There's a sheafy way to write down the $\infty$-category of super-$\infty$-groupoids, as detailed on the nlab. Can this notion be reformulated by saying that a super-$\infty$-groupoid is an ordinary $\infty$-groupoid plus some homotopy-theoretic data?
The sheafy notion is this: let $sMan$ be the usual category of supermanifolds, regarded as a site with the usual Grothendieck topology (a cover is a jointly surjective collection of open embeddings). Consider the $\infty$-category $Sh(sMan)$ of sheaves of $\infty$-groupoids on this site, and then localize at the morphisms $\mathbb R^{p|q} \to \mathbb R^{0|q}$. If we did this same process with the site $Man$ of ordinary manifolds, we'd end up with the $\infty$-category of $\infty$-groupoids, so when we do it here, the resulting $\infty$-category deserves to be called the $\infty$-category $sGpd_\infty$ of super-$\infty$-groupoids. There is a natural forgetful functor $|-|: sGpd_\infty \to Gpd_\infty$ induced by the forgetful functor $sMan \to Man$.

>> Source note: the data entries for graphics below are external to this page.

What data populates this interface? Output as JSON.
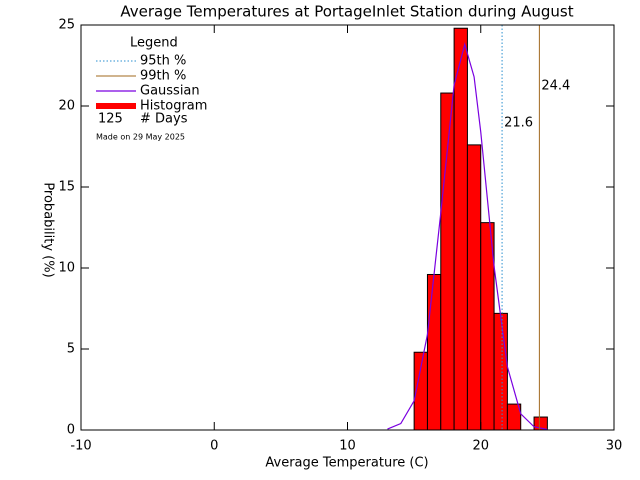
{
  "chart_data": {
    "type": "histogram",
    "title": "Average Temperatures at PortageInlet Station during August",
    "xlabel": "Average Temperature (C)",
    "ylabel": "Probability (%)",
    "bins": [
      15,
      16,
      17,
      18,
      19,
      20,
      21,
      22,
      23,
      24,
      25
    ],
    "values": [
      4.8,
      9.6,
      20.8,
      24.8,
      17.6,
      12.8,
      7.2,
      1.6,
      0,
      0.8
    ],
    "name": "Histogram",
    "color": "#ff0000",
    "xlim": [
      -10,
      30
    ],
    "ylim": [
      0,
      25
    ],
    "xticks": [
      -10,
      0,
      10,
      20,
      30
    ],
    "yticks": [
      0,
      5,
      10,
      15,
      20,
      25
    ],
    "gaussian": {
      "name": "Gaussian",
      "color": "#7a00e0",
      "x": [
        13,
        14,
        15,
        16,
        17,
        18,
        18.8,
        19.5,
        20,
        21,
        22,
        23,
        24,
        25
      ],
      "values": [
        0.06,
        0.4,
        1.8,
        5.9,
        13.4,
        21.3,
        23.8,
        21.8,
        18.4,
        10.1,
        3.9,
        1.0,
        0.2,
        0.03
      ]
    },
    "percentiles": [
      {
        "name": "95th %",
        "value": 21.6,
        "color": "#2a8fd0",
        "dash": true
      },
      {
        "name": "99th %",
        "value": 24.4,
        "color": "#a0681e",
        "dash": false
      }
    ],
    "legend": {
      "title": "Legend"
    },
    "days": {
      "value": 125,
      "label": "# Days"
    },
    "footnote": "Made on 29 May 2025"
  }
}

Question: What additional homotopy-theoretic data is needed to recover a super-$\infty$-groupoid $X$ from its underlying $\infty$-groupoid $|X|$? Can this be formulated cleanly enough to give an alternative construction of the $\infty$-category $sGpd_\infty$?
The kind of data I have in mind is that maybe $X$ can be recovered from the data of $|X|$ plus maybe a map from $|X|$ into the classifying space of some sort of structure group, or something of that sort.